Computer Grrrls
Computer Grrrls
MU, Eindhoven
t/m 6.10.2019
Technologie is mannelijk. Althans, zo is het te boek komen te staan door het triomfantelijke discours dat het informatietijdperk inluidde. Tegenwoordig is Silicon Valleys bro culture zeker heersend, maar dat betekent niet dat het altijd de norm is geweest. Laten we een stap terug in de tijd zetten. Rond 1840, terwijl vrouwen gebonden waren aan hun huishoudelijke rollen, schreef Ada Lovelace ’s werelds eerste machinealgoritme voor een rekenmachine, die tot dan toe enkel op papier bestond. In 1892 installeerde het Observatorium van Prijs een bureau de Dames dat de taak had exacte berekeningen van de positie van de sterren te maken. In de twintigste eeuw optimaliseerde de wiskundige Katherine Johnson het gebruik van computers bij de NASA waarmee de droom om mensen de ruimte in te sturen werd waargemaakt. Voordat de term ‘computer’ een technisch apparaat aanduidde, gaf het een persoon aan die berekeningen uitvoerde en in de vroeg-twintigste eeuw waren dat voornamelijk vrouwen. Zoals Johnson zelf zei: ‘computers droegen rokjes.’ Maar in 2019, het jaar waarin de vijftigste verjaardag van de maanlanding wordt gevierd, zijn vermeldingen van vrouwelijke betrokkenheid in ruimtevaarttechnologie gering. Dat het technologische werk van vrouwen systematisch over het hoofd wordt gezien en hun betekenis in het proces wordt uitgewist, wordt echter wel ter discussie gesteld.

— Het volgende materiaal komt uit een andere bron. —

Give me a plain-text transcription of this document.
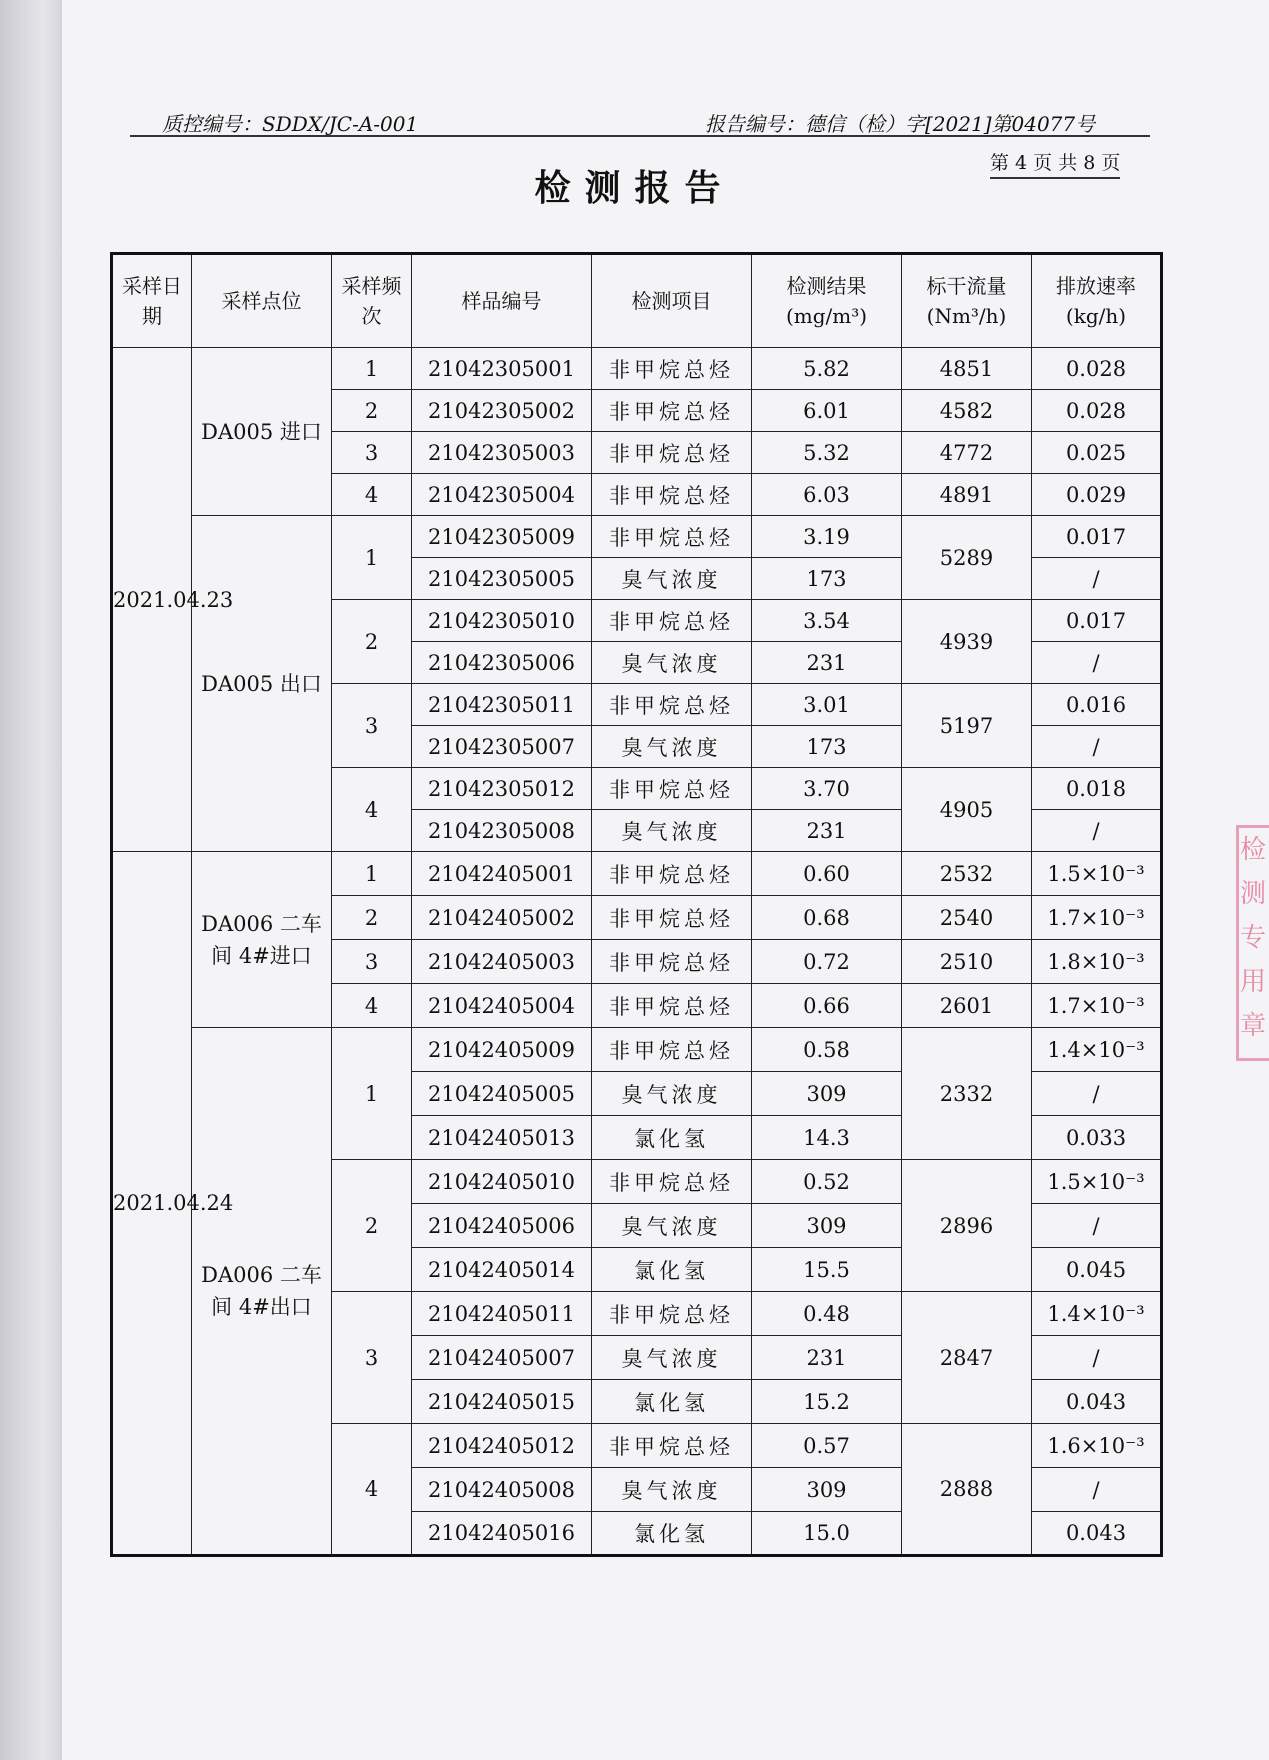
质控编号：SDDX/JC-A-001	报告编号：德信（检）字[2021]第04077号
第 4 页 共 8 页
检测报告
采样日期	采样点位	采样频次	样品编号	检测项目	检测结果(mg/m³)	标干流量(Nm³/h)	排放速率(kg/h)
2021.04.23	DA005 进口	1	21042305001	非甲烷总烃	5.82	4851	0.028
		2	21042305002	非甲烷总烃	6.01	4582	0.028
		3	21042305003	非甲烷总烃	5.32	4772	0.025
		4	21042305004	非甲烷总烃	6.03	4891	0.029
	DA005 出口	1	21042305009	非甲烷总烃	3.19	5289	0.017
			21042305005	臭气浓度	173		/
		2	21042305010	非甲烷总烃	3.54	4939	0.017
			21042305006	臭气浓度	231		/
		3	21042305011	非甲烷总烃	3.01	5197	0.016
			21042305007	臭气浓度	173		/
		4	21042305012	非甲烷总烃	3.70	4905	0.018
			21042305008	臭气浓度	231		/
2021.04.24	DA006 二车间 4#进口	1	21042405001	非甲烷总烃	0.60	2532	1.5×10⁻³
		2	21042405002	非甲烷总烃	0.68	2540	1.7×10⁻³
		3	21042405003	非甲烷总烃	0.72	2510	1.8×10⁻³
		4	21042405004	非甲烷总烃	0.66	2601	1.7×10⁻³
	DA006 二车间 4#出口	1	21042405009	非甲烷总烃	0.58	2332	1.4×10⁻³
			21042405005	臭气浓度	309		/
			21042405013	氯化氢	14.3		0.033
		2	21042405010	非甲烷总烃	0.52	2896	1.5×10⁻³
			21042405006	臭气浓度	309		/
			21042405014	氯化氢	15.5		0.045
		3	21042405011	非甲烷总烃	0.48	2847	1.4×10⁻³
			21042405007	臭气浓度	231		/
			21042405015	氯化氢	15.2		0.043
		4	21042405012	非甲烷总烃	0.57	2888	1.6×10⁻³
			21042405008	臭气浓度	309		/
			21042405016	氯化氢	15.0		0.043
检测专用章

Aan de basis van de rondreizende tentoonstelling Computer Grrrls, die na het HMKV in Dortmund en het Parijse Gaîté Lyrique nu MU in Eindhoven aandoet, liggen vragen over onzichtbaar, immaterieel werk en technologie als een aan gender gerelateerde kwestie. De tentoonstelling, masterminded door Marie Lechner en Inke Arns, adresseert momenten in de geschiedenis van computing waarin de cruciale bijdrage van vrouwen onzichtbaar is gemaakt. Computer Grrrls opent met een omvangrijke tijdslijn die de ruimte in tweeën deelt. De tentoonstelling begint met kunstwerken die een historische focus ontwikkelen en eindigt met projecten die een toekomstige, post-binaire technologische wereld voorstellen. Het is een ambitieus initiatief om geen mannelijke kunstenaars (met één uitzondering) tentoon te stellen en zo de bijdrage van vrouwen aan de geschiedenis van computing prominent naar voren te schuiven.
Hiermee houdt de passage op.